Compute matrix functions without materializing large matrices¶
Sometimes, we need to compute matrix exponentials, log-determinants, or similar functions of matrices, but our matrices are too big to use functions from scipy.linalg or jax.scipy.linalg. However, matrix-free linear algebra scales to even the largest of matrices.
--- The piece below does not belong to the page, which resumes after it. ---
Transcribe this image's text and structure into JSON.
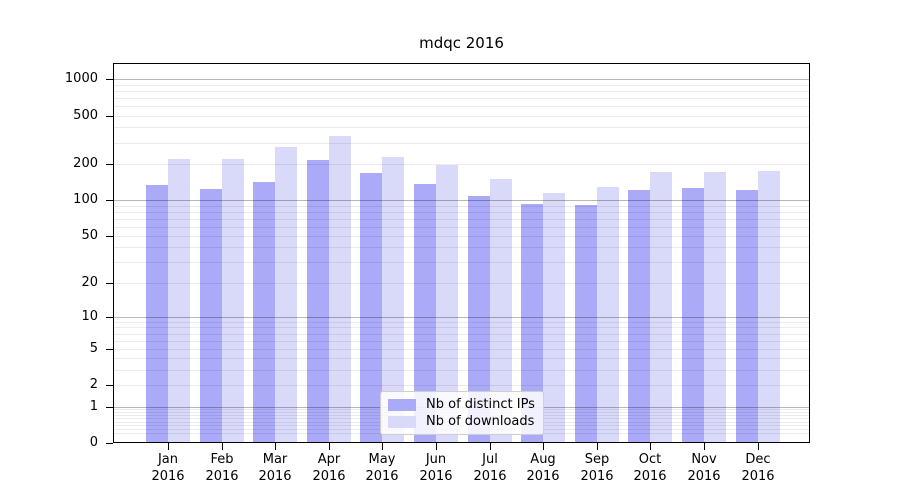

Here is how to use Matfree to compute functions of large matrices.
import functools
import jax
from matfree import decomp, funm
n = 7 # imagine n = 10^5 or larger
key = jax.random.PRNGKey(1)
key, subkey = jax.random.split(key, num=2)
large_matrix = jax.random.normal(subkey, shape=(n, n))
The expected value is computed with jax.scipy.linalg.
key, subkey = jax.random.split(key, num=2)
vector = jax.random.normal(subkey, shape=(n,))
expected = jax.scipy.linalg.expm(large_matrix) @ vector
print(expected)
[ 0.5121861 1.0731273 -1.1475035 -1.6931866 0.06646963 -1.1467085 0.66265297]
Instead of using jax.scipy.linalg, we can use matrix-vector products in combination with the Arnoldi iteration to approximate the matrix-function-vector product.
def large_matvec(v):
"""Evaluate a matrix-vector product."""
return large_matrix @ v
num_matvecs = 5
arnoldi = decomp.hessenberg(num_matvecs, reortho="full")
dense_funm = funm.dense_funm_pade_exp()
matfun_vec = funm.funm_arnoldi(dense_funm, arnoldi)
received = matfun_vec(large_matvec, vector)
print(received)
[ 0.5136445 1.0897965 -1.1209555 -1.7069302 0.03098169 -1.1719893 0.67968863]
The matrix-function vector product can be combined with all usual JAX transformations. For example, after fixing the matvec-function as the first argument, we can vectorize the matrix function with jax.vmap and compile it with jax.jit.
matfun_vec = functools.partial(matfun_vec, large_matvec)
key, subkey = jax.random.split(key, num=2)
vector_batch = jax.random.normal(subkey, shape=(5, n)) # a batch of 5 vectors
received = jax.jit(jax.vmap(matfun_vec))(vector_batch)
print(received.shape)
(5, 7)
Talking about function transformations: we can also reverse-mode-differentiate the matrix functions efficiently.
jac = jax.jacrev(matfun_vec)(vector)
print(jac)
[[ 3.68775666e-01 3.48348975e-01 -1.14449523e-01 -3.22446883e-01 3.28712702e-01 -6.60334349e-01 3.08125526e-01] [ 8.88347626e-04 9.77235258e-01 2.68623352e+00 -5.51655173e-01 -1.45154142e+00 -1.11724639e+00 7.45091677e-01] [ 4.17882234e-01 -9.98488367e-01 -3.91192406e-01 8.76782537e-01 -9.65307474e-01 5.19365370e-01 -6.68987870e-01] [ 2.65466452e-01 -8.89071941e-01 -2.17203140e+00 7.52809644e-01 4.79240775e-01 8.03415000e-01 -8.45992625e-01] [-4.26323414e-01 -8.46019328e-01 -2.89584970e+00 1.10395364e-01 2.57722950e+00 1.75358319e+00 -3.07614803e-01] [-1.35615468e-01 -5.94067991e-01 -1.90474641e+00 1.77025393e-01 1.02040839e+00 7.22389579e-01 -3.67944658e-01] [-3.23790073e-01 1.21016252e+00 1.78035736e+00 -1.12524259e+00 -1.80692703e-01 -1.32690465e+00 1.32771575e+00]]
Under the hood, reverse-mode derivatives of Arnoldi- and Lanczos-based matrix functions use the fast algorithm for gradients of the Lanczos and Arnoldi iterations from this paper. Please consider citing it if you use reverse-mode derivatives functions of matrices (a BibTex is here).